Mr. Gray also greeted mourners. Each child and most adults were pleased by this element of comic relief, and my father added to the humor by introducing the cat by name; for those few who were vexed by the cat's presence, my father plainly called him the "neighborhood stray." But a stray he was not to remain, as both he and my father knew.

The climax of this situation occurred when my father was elected president of the local Rotary Club, and a newspaper reporter arrived to interview and picture my father. All went well, but then the reporter called back to examine who else was in the photo. My father was about to reply, "No one," but then he paused and asked if this "someone" was, in fact, an ornery looking tomcat. When that identity was confirmed, the reporter plainly added Mr. Gray's name to the photo's caption, calling the cat an "employee of the funeral home."

By the time I'd headed off to college, Mr. Gray was located into his new home and I concept that my life in the funeral home was winding down. I complete college, fell in love, and then married. I found low-paying but steady work, bought and helped heal a century-old home, rejoiced at three pregnancies and illustrious the birth of two sons.

Just a few years ago, though, shortly before Christmas, our furnace started spewing carbon monoxide fumes and we needed shelter. Returning to the now vacant but still sparsely furnished apartment above the funeral home, we brought along warm clothing and our fully decorated tree to resume our interrupted holiday.

Our young boys worried that Santa Claus wouldn't find them in a funeral home, but I assured them that he could.
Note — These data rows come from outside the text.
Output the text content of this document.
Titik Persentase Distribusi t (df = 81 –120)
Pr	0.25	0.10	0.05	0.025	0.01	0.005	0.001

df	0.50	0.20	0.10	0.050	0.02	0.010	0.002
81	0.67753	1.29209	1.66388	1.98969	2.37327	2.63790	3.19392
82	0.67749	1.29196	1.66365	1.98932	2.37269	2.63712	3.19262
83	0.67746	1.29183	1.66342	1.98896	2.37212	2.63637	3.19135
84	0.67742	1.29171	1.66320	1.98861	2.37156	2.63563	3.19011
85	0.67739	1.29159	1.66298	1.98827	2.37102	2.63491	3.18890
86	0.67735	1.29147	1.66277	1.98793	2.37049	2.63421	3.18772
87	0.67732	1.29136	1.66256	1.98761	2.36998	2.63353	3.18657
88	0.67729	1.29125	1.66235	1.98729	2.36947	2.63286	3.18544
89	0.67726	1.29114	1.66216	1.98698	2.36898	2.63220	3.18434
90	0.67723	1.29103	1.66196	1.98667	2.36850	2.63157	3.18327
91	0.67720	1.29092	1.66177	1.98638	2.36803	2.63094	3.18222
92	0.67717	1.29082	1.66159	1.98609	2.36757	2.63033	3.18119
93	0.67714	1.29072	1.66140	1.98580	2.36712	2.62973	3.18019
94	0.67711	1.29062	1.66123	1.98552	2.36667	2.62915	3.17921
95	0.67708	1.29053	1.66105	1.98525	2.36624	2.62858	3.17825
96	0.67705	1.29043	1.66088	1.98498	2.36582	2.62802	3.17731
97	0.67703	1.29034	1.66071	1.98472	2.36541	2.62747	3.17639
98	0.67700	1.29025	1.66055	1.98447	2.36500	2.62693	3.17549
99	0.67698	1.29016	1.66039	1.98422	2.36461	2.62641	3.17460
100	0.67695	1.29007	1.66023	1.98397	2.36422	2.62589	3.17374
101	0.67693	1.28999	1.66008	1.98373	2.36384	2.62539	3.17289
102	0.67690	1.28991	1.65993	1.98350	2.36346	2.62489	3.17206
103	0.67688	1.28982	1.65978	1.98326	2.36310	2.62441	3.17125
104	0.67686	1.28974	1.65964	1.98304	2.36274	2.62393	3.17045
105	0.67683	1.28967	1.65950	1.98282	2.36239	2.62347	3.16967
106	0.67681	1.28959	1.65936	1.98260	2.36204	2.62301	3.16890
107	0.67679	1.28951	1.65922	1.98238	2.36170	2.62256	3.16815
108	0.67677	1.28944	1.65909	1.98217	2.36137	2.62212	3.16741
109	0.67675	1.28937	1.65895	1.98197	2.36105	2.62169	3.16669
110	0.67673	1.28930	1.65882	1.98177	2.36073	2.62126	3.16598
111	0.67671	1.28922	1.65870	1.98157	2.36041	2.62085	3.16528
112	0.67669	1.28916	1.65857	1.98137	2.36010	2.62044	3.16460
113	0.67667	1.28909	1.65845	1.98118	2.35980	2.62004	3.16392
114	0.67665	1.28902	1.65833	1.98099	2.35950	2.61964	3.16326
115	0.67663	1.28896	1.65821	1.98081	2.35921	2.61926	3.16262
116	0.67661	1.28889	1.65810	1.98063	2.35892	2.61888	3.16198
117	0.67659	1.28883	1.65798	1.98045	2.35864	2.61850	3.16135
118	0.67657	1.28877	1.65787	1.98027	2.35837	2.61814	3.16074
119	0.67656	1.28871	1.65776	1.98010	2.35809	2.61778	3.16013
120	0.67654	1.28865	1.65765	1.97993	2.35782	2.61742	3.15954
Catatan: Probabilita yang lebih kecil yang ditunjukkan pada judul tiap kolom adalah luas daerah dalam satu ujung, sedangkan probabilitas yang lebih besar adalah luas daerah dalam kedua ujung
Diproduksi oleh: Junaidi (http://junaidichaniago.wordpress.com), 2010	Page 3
And he did, providing them with scavenger hunts so labyrinthine that they prayed the details would reach the ears of the Easter Bunny, so that the rabbit could outdo his rival! We scattered clues colse to the funeral home, important to surprises, presents, and candy, and we all declared this celebration the "best ever."

Ryan and Adam were pleasantly startled by this turn of event but, upon reflection, I wasn't. I worried about the furnace, of course, and fretted about our boisterous presence imposing upon my father's work. Still, that near-catastrophe proved what I have always known - that, while our funeral home contains biers of veined marble and oftentimes receives brown-paper-wrapped parcels of boxed cremains, it also overflows with love and boasts an anticipated plenty of life.